There, the URL has to be a host name (e.g. 'ipv6.google.com'). IPv6 address representations (e.g. [::1], [2404:6800:4004:803::1014] etc.) are not allowed. This limitation originates from the LWP module called 'libwww-perl'.
1.12 Advanced Options
1.12.1 Modifying HTTP Headers (available from versions 4.0.2 and above)
By the 'header' option, you're able to modify HTTP headers or create your own. The example below e.g. changes the 'Host' HTTP header:
task_begin get http://192.168.1.5/index.php header Host 192.168.1.1 task_end
1.12.2 Debugging Web Surveillance (available from versions 4.0.2 and above)
If you want to debug a website check, please add the 'debug <log_file>' option. The files 'log_file.req' and 'log_file.res' are going to be created along with the contents of the HTTP request and response:
task_begin get http://192.168.1.5/index.php debug /tmp/request.log task_end
The website check above is going to generate the files '/tmp/request.log.req' and '/tmp/request.log.res'.
1.12.3 Using CURL instead of LWP
LWP sometimes crashes when multiple threads issue HTTPS requests simultaneously. To solve this problem, you just have to edit the file named '/etc/pandora/pandora_server.conf' and to add the below mentioned line to it:
After you've restarted the Pandora FMS Server, the CURL binary is going to be used to perform website checks instead of LWP.

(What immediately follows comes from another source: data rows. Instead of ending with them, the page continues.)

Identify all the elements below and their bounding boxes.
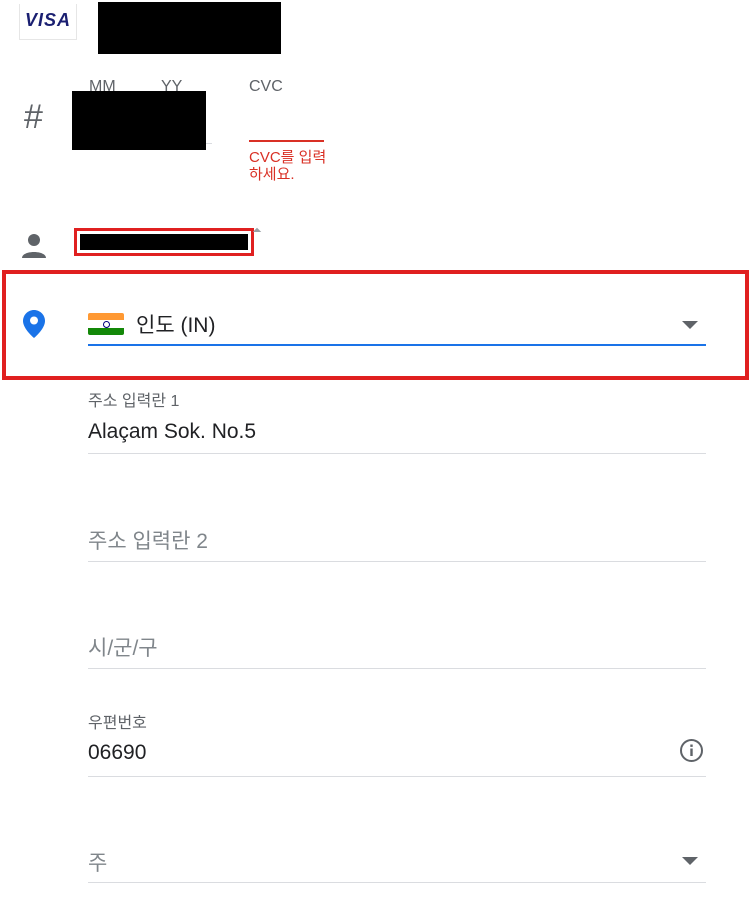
india-flag-icon bbox=[88, 313, 124, 335]
cvc-underline bbox=[249, 140, 324, 142]
address-line1-label: 주소 입력란 1 bbox=[88, 393, 180, 410]
name-field-edge-mark bbox=[252, 227, 262, 237]
postal-code-label: 우편번호 bbox=[88, 715, 147, 732]
info-icon[interactable] bbox=[679, 738, 704, 763]
address-line1-input[interactable]: Alaçam Sok. No.5 bbox=[88, 420, 256, 444]
chevron-down-icon[interactable] bbox=[682, 321, 698, 329]
redacted-card-info bbox=[98, 2, 281, 54]
card-brand-text: VISA bbox=[24, 10, 71, 30]
city-underline bbox=[88, 668, 706, 669]
visa-logo: VISA bbox=[19, 4, 77, 40]
state-chevron-down-icon[interactable] bbox=[682, 857, 698, 865]
postal-code-input[interactable]: 06690 bbox=[88, 741, 146, 765]
postal-code-underline bbox=[88, 776, 706, 777]
location-pin-icon bbox=[22, 309, 46, 339]
address-line2-underline bbox=[88, 561, 706, 562]
state-underline bbox=[88, 882, 706, 883]
card-number-underline bbox=[206, 143, 212, 144]
redacted-name bbox=[80, 234, 248, 250]
cvc-error-message: CVC를 입력하세요. bbox=[249, 149, 327, 183]
address-line2-input[interactable]: 주소 입력란 2 bbox=[88, 525, 208, 555]
address-line1-underline bbox=[88, 453, 706, 454]
person-icon bbox=[21, 232, 47, 260]
country-value: 인도 (IN) bbox=[136, 314, 216, 337]
card-number-icon: # bbox=[24, 98, 43, 136]
cvc-label: CVC bbox=[249, 78, 283, 95]
city-input[interactable]: 시/군/구 bbox=[88, 632, 158, 662]
state-select[interactable]: 주 bbox=[88, 847, 107, 877]
country-select[interactable]: 인도 (IN) bbox=[88, 307, 706, 347]
cvc-input[interactable] bbox=[249, 98, 324, 138]
country-underline bbox=[88, 344, 706, 346]
cardholder-name-input[interactable] bbox=[74, 228, 254, 256]
redacted-card-number-field[interactable] bbox=[72, 91, 206, 150]
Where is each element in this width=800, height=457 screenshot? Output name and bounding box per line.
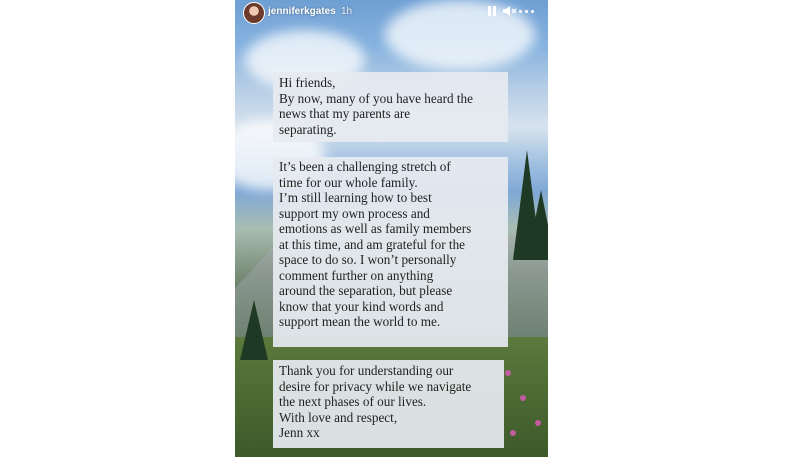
flower — [535, 420, 541, 426]
volume-mute-icon[interactable] — [501, 3, 517, 19]
pause-icon[interactable] — [484, 3, 500, 19]
message-line: With love and respect, — [279, 409, 398, 425]
pine-tree — [527, 190, 548, 260]
message-line: separating. — [279, 121, 337, 137]
message-line: Jenn xx — [279, 425, 320, 440]
message-line: I’m still learning how to best — [279, 190, 432, 205]
message-block-greeting: Hi friends, By now, many of you have hea… — [273, 72, 508, 142]
message-line: support my own process and — [279, 205, 430, 221]
message-line: By now, many of you have heard the — [279, 90, 473, 106]
username[interactable]: jenniferkgates — [268, 6, 336, 17]
flower — [520, 395, 526, 401]
message-line: at this time, and am grateful for the — [279, 236, 466, 252]
message-line: know that your kind words and — [279, 298, 444, 314]
message-line: space to do so. I won’t personally — [279, 252, 457, 267]
message-block-body: It’s been a challenging stretch of time … — [273, 157, 508, 347]
story-header: jenniferkgates 1h — [235, 0, 548, 26]
avatar[interactable] — [243, 2, 265, 24]
message-line: support mean the world to me. — [279, 314, 441, 329]
message-line: It’s been a challenging stretch of — [279, 159, 451, 174]
message-line: the next phases of our lives. — [279, 394, 427, 409]
flower — [505, 370, 511, 376]
message-line: Thank you for understanding our — [279, 363, 454, 378]
message-block-closing: Thank you for understanding our desire f… — [273, 360, 504, 448]
message-line: Hi friends, — [279, 75, 336, 90]
message-line: news that my parents are — [279, 106, 411, 121]
message-line: time for our whole family. — [279, 174, 418, 190]
message-line: emotions as well as family members — [279, 221, 472, 236]
message-line: desire for privacy while we navigate — [279, 378, 472, 394]
pine-tree — [240, 300, 268, 360]
message-line: comment further on anything — [279, 267, 434, 283]
post-time: 1h — [341, 6, 353, 17]
flower — [510, 430, 516, 436]
more-options-icon[interactable] — [517, 3, 537, 19]
message-line: around the separation, but please — [279, 283, 453, 298]
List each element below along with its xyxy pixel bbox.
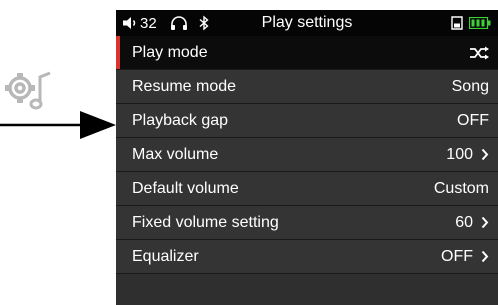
menu-item-label: Play mode (132, 44, 208, 61)
arrow-right-icon (0, 111, 116, 139)
menu-item-label: Default volume (132, 180, 239, 197)
menu-item-default-volume[interactable]: Default volume Custom (116, 172, 498, 206)
menu-item-label: Resume mode (132, 78, 237, 95)
menu-item-label: Max volume (132, 146, 219, 163)
menu-item-value: Custom (433, 179, 489, 197)
menu-item-equalizer[interactable]: Equalizer OFF (116, 240, 498, 274)
menu-item-label: Playback gap (132, 112, 229, 129)
menu-item-value: OFF (457, 111, 489, 129)
sd-card-icon (451, 10, 463, 36)
menu-item-play-mode[interactable]: Play mode (116, 36, 498, 70)
battery-icon (469, 10, 491, 36)
menu-item-label: Fixed volume setting (132, 214, 279, 231)
menu-item-value: Song (451, 77, 489, 95)
menu-item-fixed-volume-setting[interactable]: Fixed volume setting 60 (116, 206, 498, 240)
chevron-right-icon (481, 250, 489, 263)
shuffle-icon (469, 36, 489, 69)
menu-item-label: Equalizer (132, 248, 199, 265)
device-screen: 32 Play settings Play mode Resume mode S… (116, 10, 498, 305)
music-settings-icon (5, 71, 51, 110)
menu-item-playback-gap[interactable]: Playback gap OFF (116, 104, 498, 138)
status-bar: 32 Play settings (116, 10, 498, 36)
menu-item-value: OFF (441, 240, 489, 273)
chevron-right-icon (481, 216, 489, 229)
settings-menu: Play mode Resume mode Song Playback gap … (116, 36, 498, 274)
menu-item-value: 100 (446, 138, 489, 171)
menu-item-resume-mode[interactable]: Resume mode Song (116, 70, 498, 104)
chevron-right-icon (481, 148, 489, 161)
menu-item-max-volume[interactable]: Max volume 100 (116, 138, 498, 172)
screen-title: Play settings (261, 14, 353, 31)
menu-item-value: 60 (455, 206, 489, 239)
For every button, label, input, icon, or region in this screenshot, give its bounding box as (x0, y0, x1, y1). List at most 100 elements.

2 Distributed Transactional WEB Monitoring by Selenium
In addition to the features of Goliath, which is integral part of all Pandora FMS Enterprise versions, there is another way to perform Transactional Monitoring by Pandora FMS. This method is using an agent-like approach instead of a centralized system. It allows you to distribute the load and to use servers in remote networks to monitor different websites or applications.
The Selenium plug-in Documentation is very extensive and specific and can be found in the Pandora FMS Module Library, along with the Enterprise Selenium Plug in.